Le stade exulte. Des travées entières sont debout pour m’encourager. Un dernier effort, le terrain est dégagé. Je suis enfin arrivé au feu. Pas le temps de réfléchir à ce qu’a dû penser celui sur le casque duquel j’ai tapé en hurlant goal! Déjà je dois repartir, poussé par la masse qui n’attend même pas que le feu passe au vert!
Retour au sport individuel… Maintenant ce sont les longues journées consacrées au ski, qui me sont utiles: flexion-extension! Anticiper! Pivoter! Torsion du buste! Allègement des jambes!
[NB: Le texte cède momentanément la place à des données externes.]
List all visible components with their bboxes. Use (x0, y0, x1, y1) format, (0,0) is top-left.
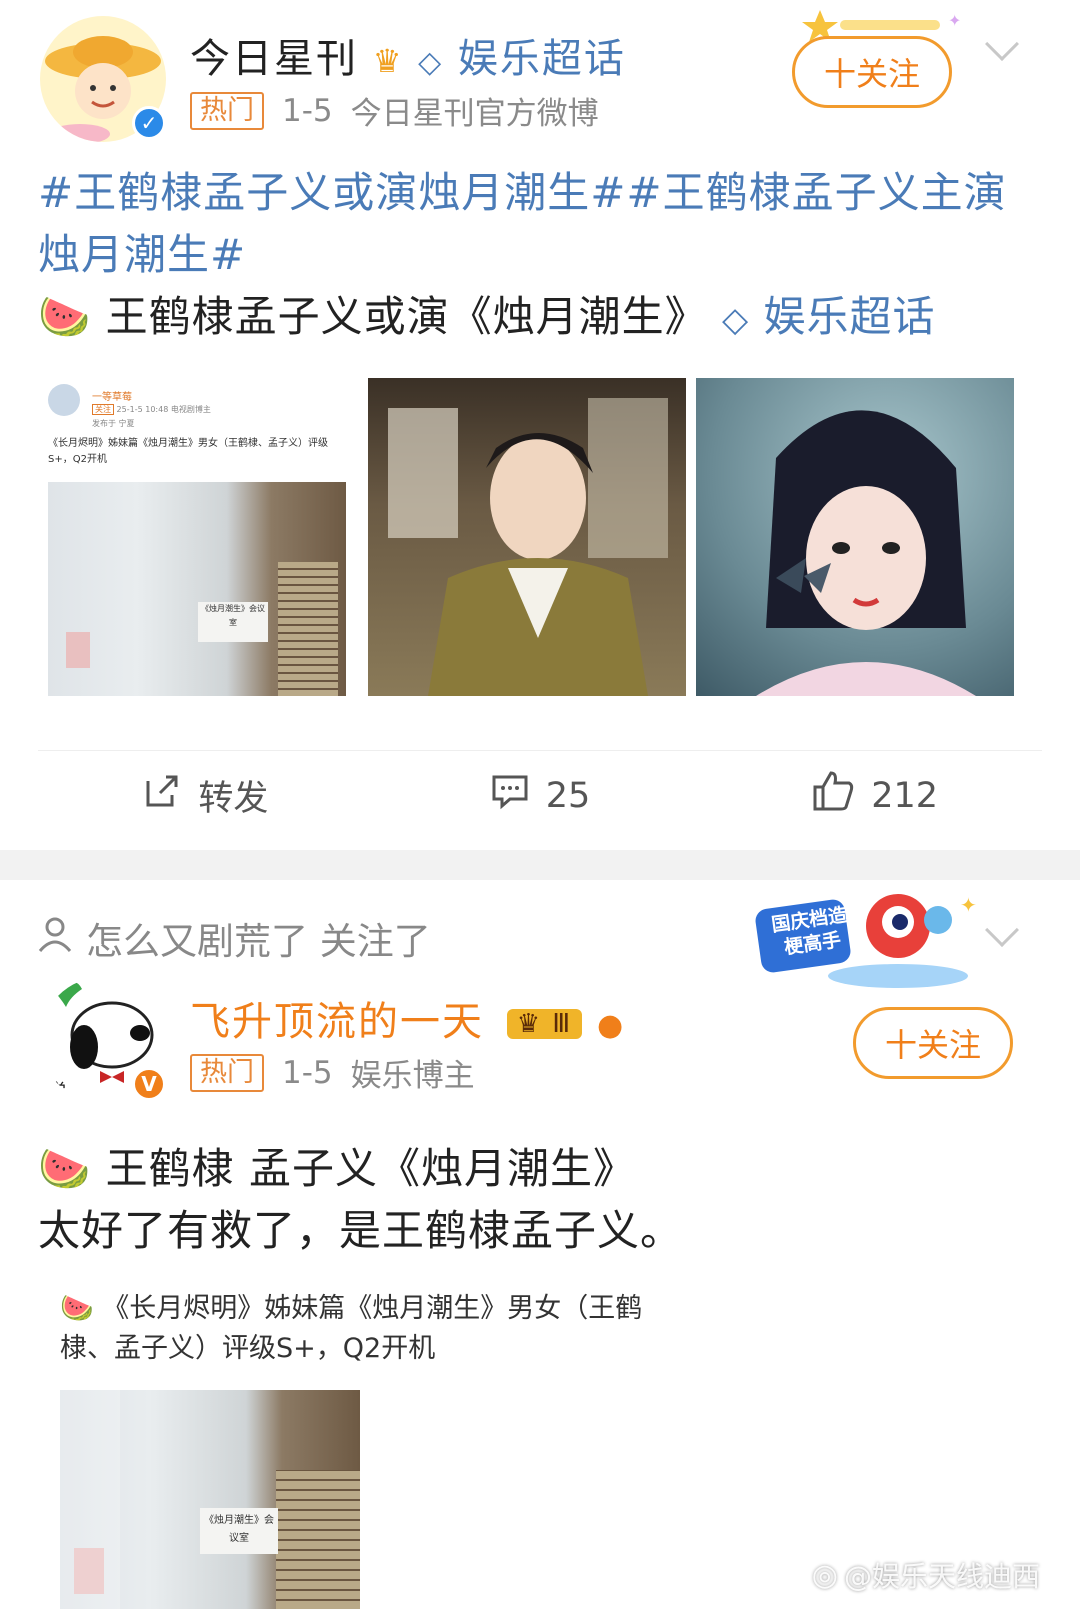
post-card: 怎么又剧荒了 关注了 ✦ 国庆档造梗高手 学 V 飞升顶流的一天 ♛ Ⅲ ● 热… (0, 880, 1080, 1609)
verified-badge-icon: V (132, 1067, 166, 1101)
thumb-avatar (48, 384, 80, 416)
share-icon (142, 771, 182, 820)
body-line: 🍉 王鹤棣孟子义或演《烛月潮生》 ◇ 娱乐超话 (38, 286, 1040, 351)
svg-text:✦: ✦ (960, 893, 977, 917)
post-image-1[interactable]: 一等草莓 关注 25-1-5 10:48 电视剧博主 发布于 宁夏 《长月烬明》… (40, 378, 358, 696)
comment-icon (490, 771, 530, 820)
like-button[interactable]: 212 (707, 769, 1042, 822)
recommend-text: 怎么又剧荒了 关注了 (86, 920, 431, 963)
body-line-2: 太好了有救了，是王鹤棣孟子义。 (38, 1206, 684, 1255)
image-grid: 一等草莓 关注 25-1-5 10:48 电视剧博主 发布于 宁夏 《长月烬明》… (40, 378, 1014, 696)
thumb-photo: 《烛月潮生》会议室 (48, 482, 346, 696)
svg-text:✦: ✦ (948, 11, 960, 30)
post-date: 1-5 (282, 92, 333, 129)
hot-tag: 热门 (190, 91, 264, 130)
crown-icon: ♛ (516, 1009, 543, 1039)
post-text: 🍉 王鹤棣 孟子义《烛月潮生》 太好了有救了，是王鹤棣孟子义。 (38, 1138, 1040, 1262)
repost-label: 转发 (198, 779, 269, 819)
comment-count: 25 (545, 775, 591, 816)
avatar[interactable]: ✓ (40, 16, 166, 142)
thumbs-up-icon (811, 769, 855, 822)
person-icon (36, 915, 74, 962)
follow-button[interactable]: 十关注 (853, 1007, 1013, 1079)
fish-icon: ● (596, 1008, 626, 1043)
quoted-text: 🍉 《长月烬明》姊妹篇《烛月潮生》男女（王鹤棣、孟子义）评级S+，Q2开机 (60, 1293, 643, 1364)
post-source: 今日星刊官方微博 (350, 96, 599, 132)
chevron-down-icon[interactable] (985, 27, 1019, 61)
thumb-sign: 《烛月潮生》会议室 (198, 602, 268, 642)
thumb-text: 《长月烬明》姊妹篇《烛月潮生》男女（王鹤棣、孟子义）评级S+，Q2开机 (48, 438, 328, 465)
thumb-location: 发布于 宁夏 (92, 419, 135, 428)
avatar[interactable]: 学 V (40, 977, 166, 1103)
post-date: 1-5 (282, 1054, 333, 1091)
diamond-icon: ◇ (722, 300, 750, 340)
username[interactable]: 飞升顶流的一天 (190, 999, 484, 1045)
comment-button[interactable]: 25 (373, 771, 708, 820)
level-badge: ♛ Ⅲ (506, 1009, 583, 1039)
supertopic-badge[interactable]: 娱乐超话 (458, 36, 626, 82)
watermelon-icon: 🍉 (38, 292, 92, 341)
chevron-down-icon[interactable] (985, 913, 1019, 947)
post-meta: 热门 1-5 娱乐博主 (190, 1050, 475, 1095)
verified-badge-icon: ✓ (132, 106, 166, 140)
like-count: 212 (871, 775, 939, 816)
post-text: #王鹤棣孟子义或演烛月潮生##王鹤棣孟子义主演烛月潮生# 🍉 王鹤棣孟子义或演《… (38, 162, 1040, 351)
weibo-logo-icon: ◎ (811, 1557, 838, 1593)
watermark: ◎ @娱乐天线迪西 (811, 1557, 1040, 1594)
username[interactable]: 今日星刊 (190, 36, 358, 82)
diamond-icon: ◇ (418, 45, 444, 80)
thumb-name: 一等草莓 (92, 392, 132, 403)
post-meta: 热门 1-5 今日星刊官方微博 (190, 88, 599, 133)
hot-tag: 热门 (190, 1053, 264, 1092)
repost-button[interactable]: 转发 (38, 770, 373, 821)
supertopic-link[interactable]: 娱乐超话 (764, 292, 936, 341)
post-image-3[interactable] (696, 378, 1014, 696)
watermelon-icon: 🍉 (60, 1293, 94, 1324)
post-card: ✓ 今日星刊 ♛ ◇ 娱乐超话 热门 1-5 今日星刊官方微博 ✦ 十关注 #王… (0, 0, 1080, 850)
quoted-sign: 《烛月潮生》会议室 (200, 1508, 278, 1554)
crown-icon: ♛ (372, 42, 404, 80)
action-bar: 转发 25 212 (38, 750, 1042, 840)
hashtag-line[interactable]: #王鹤棣孟子义或演烛月潮生##王鹤棣孟子义主演烛月潮生# (38, 162, 1040, 286)
body-line-1: 🍉 王鹤棣 孟子义《烛月潮生》 (38, 1144, 637, 1193)
post-image-2[interactable] (368, 378, 686, 696)
follow-button[interactable]: 十关注 (792, 36, 952, 108)
svg-text:学: 学 (48, 1081, 66, 1102)
watermelon-icon: 🍉 (38, 1144, 92, 1193)
thumb-meta: 关注 25-1-5 10:48 电视剧博主 (92, 404, 211, 415)
username-row: 飞升顶流的一天 ♛ Ⅲ ● (190, 989, 625, 1047)
holiday-sticker: ✦ 国庆档造梗高手 (748, 886, 978, 994)
body-text: 王鹤棣孟子义或演《烛月潮生》 (105, 292, 708, 341)
post-source: 娱乐博主 (350, 1058, 475, 1094)
username-row: 今日星刊 ♛ ◇ 娱乐超话 (190, 26, 626, 84)
quoted-image[interactable]: 《烛月潮生》会议室 (60, 1390, 360, 1609)
feed-separator (0, 850, 1080, 880)
recommend-line: 怎么又剧荒了 关注了 (36, 911, 431, 965)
Je slalome, mes roues semblent prendre des carres. Une à une les motos-portes défilent derrière mes épaules. Ça y est, je viens de sortir du flot mécanique. Un reste de bon sens m’empêche de lever les deux mains en guise de victoire. Plus que quelques centaines de mètres et je suis arrivé au bureau. Mais pour ces derniers mètres les règles changent encore. C’est le parcours du combattant, chacun pour soi, ne faire confiance à rien et à personne. Freiner pour éviter celui qui vient en sens interdit, louvoyer au carrefour au milieu de véhicules en folie dont aucun ne cède le passage, freiner à nouveau pour éviter celui qui sort en trombe d’une ruelle adjacente, faire du sur place en attendant que deux conducteurs en vis-à-vis acceptent de dégager la route… En sueur, les muscles tétanisés, j’arrive enfin au bureau.
Décidément, ici, tout est bon pour améliorer sa forme physique… et augmenter son taux d’adrénaline!